Faire bonne figure face au pire

"C'est toujours au moment où l'on pense que les choses ne peuvent plus empirer qu'on se rend compte qu'elles sont déjà bien pire qu'on ne le pensait. Et qu'elles empirent encore." dit le héros de la "trilogie berlinoise" de Philip Kerr, en 1938.

"Nous sommes dans une époque où de plus en plus dominent le calcul, l'intérêt, le profit, la finance et l'anonymat.Nous voulons une civilisation où, au contraire, se développent la convivialité, l'amitié, la solidarité, les relations personnelles. Nous rassembler est donc le premier objectif. Ensuite, élaborer une pensée qui nous permette de changer de voie, de sortir de celle qui conduit notre monde à la catastrophe. De nouvelles poussées d'humanisme, de civilisation pourraient en émerger.Nous n'en sommes qu'au stade préliminaire, il faut d'abord prêcher contre le sens dominant des événements, contre le probable.Il faut se battre pour l'improbable. Cela me fait penser à une anecdote. En 1960, Che Guevara demande à Fidel Castro : "Quand les Etats-Unis reconnaîtront-ils Cuba ?" Et Fidel lui répond : "Quand le président des Etats-Unis sera noir et le Pape argentin". Ce qui me fait espérer, c'est l'inattendu."
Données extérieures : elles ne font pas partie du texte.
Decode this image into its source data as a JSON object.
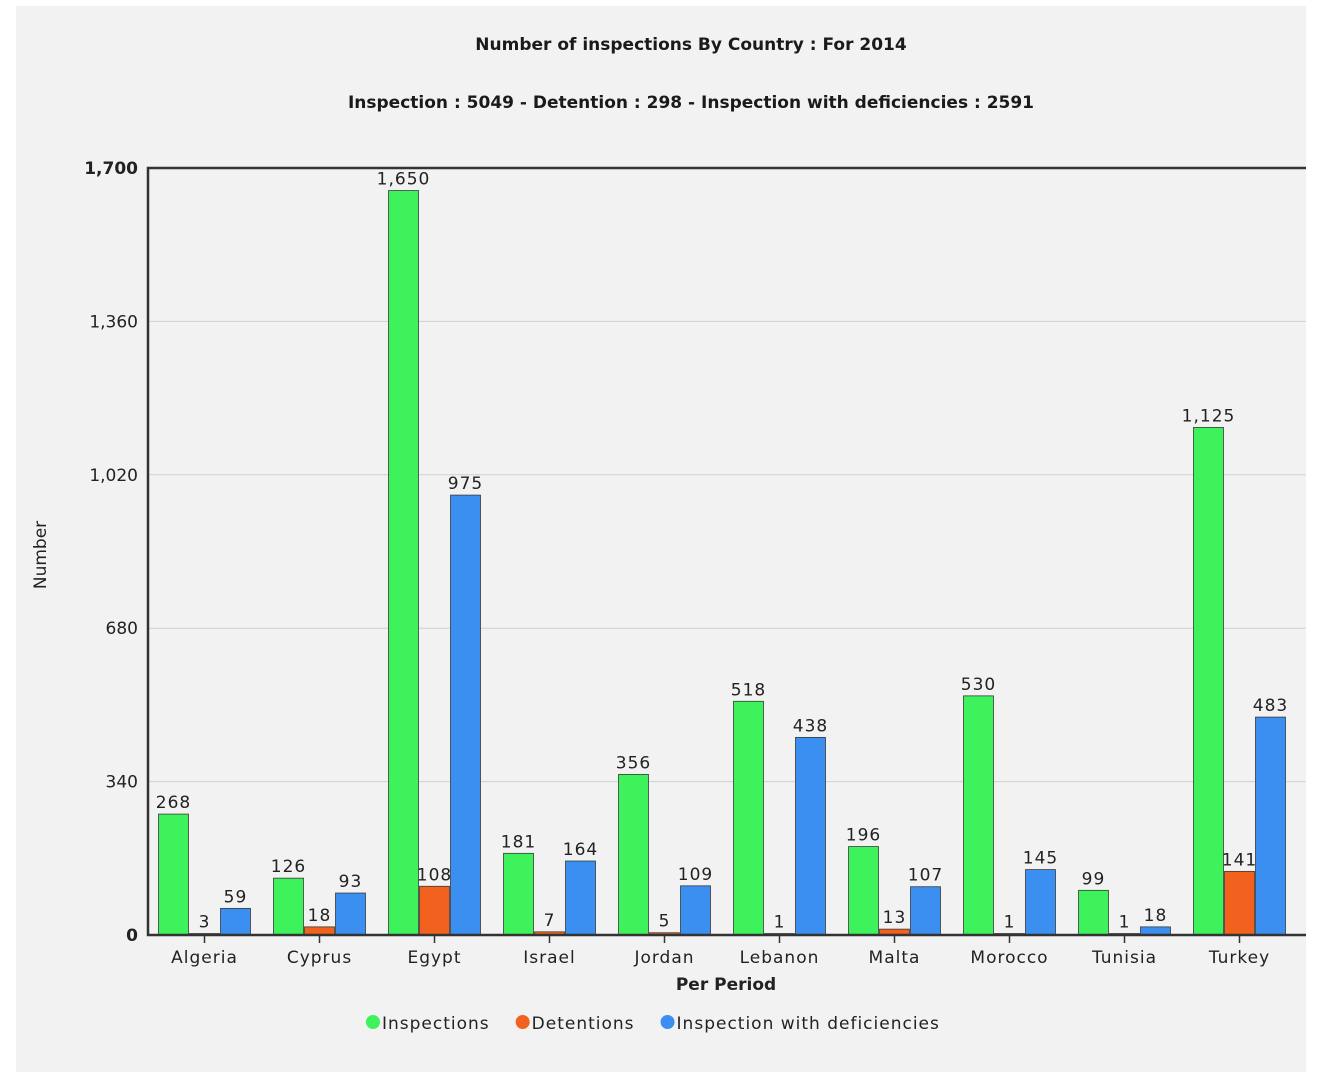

(Edgar MORIN, dans un entretien croisé passionnant avec Florence AUBENAS à l'excellent magazine "Altermondes", hors-série de l'automne 2015).

Battons-nous donc pour l'improbable : le retour de la paix en Syrie, par la négociation d'une vraie transition démocratique et la reconstruction d'un Etat capable de nouer les partenariats nécessaires à la victoire militaire contre Daech. Et permettre ainsi le retour des 4 millions de réfugiés.